I am going to tell this story the only way I know how, unfortunately that way means it is going to be rather twisted and jumbled. I need to tell you two separate stories before I can fully explain the main topic: revealing my method for beating self harm and becoming self harm free for... Five years so far? I think. I try not to count, that's part of my method. The "I've been self harm free for 30 days" feeling is great, but the "I broke my streak what's the point now" feeling can be pretty devastating, so I don't count streaks.
First, I'd like to tell you about a Japanese legend. It is said that if you fold a thousand paper cranes, you can make a wish and the wish will come true. But there is actually a scientific basis for these wishes coming true, and it's absolutely shocking how it works! It's basically... meditation. Instead of sitting quietly doing nothing while focusing on your wish, you do a simple (once you've got the hang of it) repetitive motion, and each movement reinforces your total goal. Focusing on your goal like this will literally re-wire your brain (google 'neuroplasticity' I can't go over the entire thing here). For example, say you wanted to wish for £5,000. After five hours of folding paper cranes and thinking about what you need that money for, buying the newest shiny whatever the heck off of TikTok is going to look less appealing.
The second story is the story of how I quit smoking. I started smoking at the age of twelve, yes I was a problem child. Like most people who have been smoking for some time, it's near impossible to just 'stop', but not necessarily because of the nicotine. They do make nicotine gum, but honestly I just went with regular sugar free--it was the need to do something for 3-5 minutes every hour or two, and taking a few minutes to blow bubbles worked for me. Now, we're going to talk about neuroplasticity again, so I hope you googled it earlier. What fires together, wires together. Within two weeks, your brain starts to struggle to distinguish between 'need a cigarette' and 'need some gum'. Eventually, the distinction becomes meaningless.
So, on to the main event. My method for stopping self-harm is a simple, one step process that makes use of both of those concepts. Whenever you want to hurt yourself, fold a paper crane. That's it, mic drop, send tweet. However, there are a couple of things that you need to intentionally not do--when I say that that's the only step, I mean that is the ONLY step, so you need to drop the other 'steps' you've heard elsewhere, like "count how many days you've been SH-free and treat yourself like a failure and a piece of 💩 every time you reset your count". That's just one example, but by far it's the most "popular" extra step. Cease. Your only step is to fold a crane when you feel the urge.

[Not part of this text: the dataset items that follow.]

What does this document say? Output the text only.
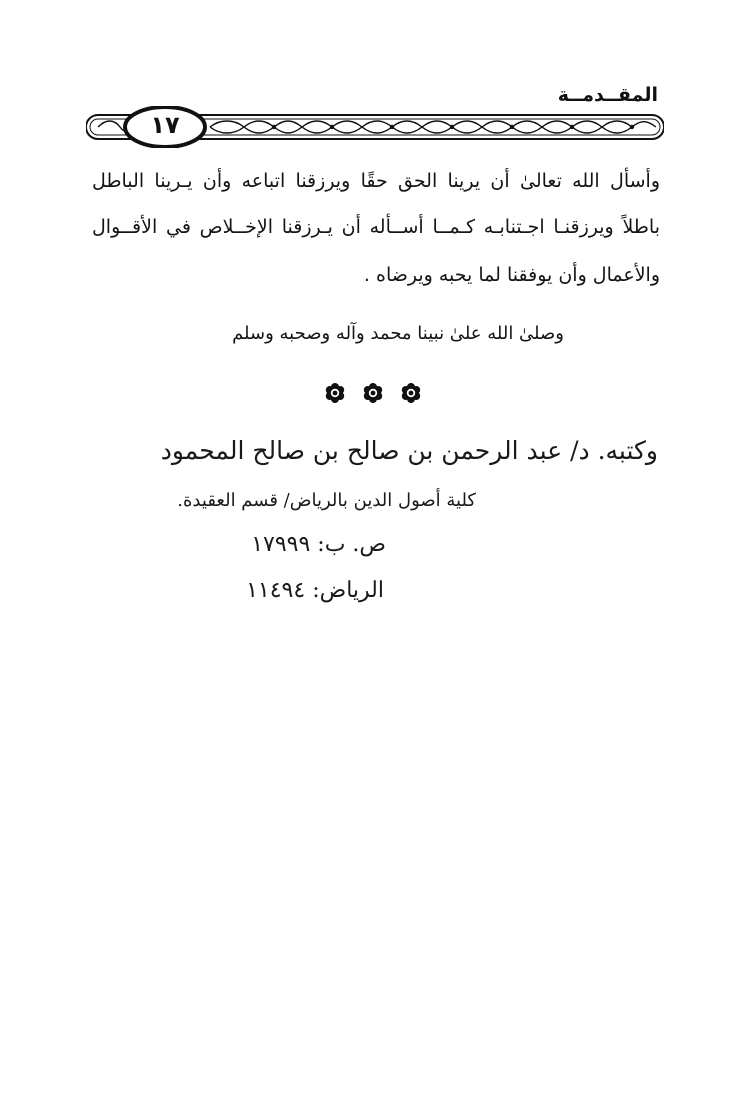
المقــدمــة
١٧
وأسأل الله تعالىٰ أن يرينا الحق حقًا ويرزقنا اتباعه وأن يـرينا الباطل
باطلاً ويرزقنـا اجـتنابـه كـمــا أســأله أن يـرزقنا الإخــلاص في الأقــوال
والأعمال وأن يوفقنا لما يحبه ويرضاه .
وصلىٰ الله علىٰ نبينا محمد وآله وصحبه وسلم
وكتبه. د/ عبد الرحمن بن صالح بن صالح المحمود
كلية أصول الدين بالرياض/ قسم العقيدة.
ص. ب: ١٧٩٩٩
الرياض: ١١٤٩٤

But, you ask, what if that doesn't curb the urge? What if I finish folding my crane and then go back to my SH of choice? This goes against literally everything we've ever been told about how to beat SH, but the answer is, "nothing". If folding a crane doesn't curb the urge, then you are still "feeling the urge", so fold another crane. If the urge is too strong and you leave your folding to go hurt yourself, then perform any necessary first aid, and then fold one more crane to put the incident behind yourself. No beating yourself up, no losing your 30-day chip, nothing. Be at peace, as much as you can, be at peace through this process. It's going to take time to break your mind's dependence on SH, the odds of being able to wake up one day and just go "nah, I'm done" and stop are astronomically not in your favour (although more power to the people who can do it)!
I have not tracked how long I've been "SH-free". The only reason I can narrow it down to a year and maybe month (2015, Jan/Feb) is because I know that the last time I hurt myself was because of stress due to being homeless, and I moved into my current home in late February, 2015. If it hadn't been tied to that notable event, I doubt I'd have a clue when it was. But even taking it at the latest, from 28th February 2015 to 4th April 2022, I dare say that's an impressive stretch. It's far enough that I do describe myself as having 'recovered' from self harm, I don't feel the urge very much at all, not even once a month on average (it got a little tense while splitting from my abusive ex, but I made it through)! You can also tell that I hadn't actually done the maths on how long it's been in the first paragraph. I could edit it, but I'd rather leave it as a window into how little I think of tracking the time.
Good posts end with a powerful closing paragraph, and a thought-provoking final line. This must not be a good post.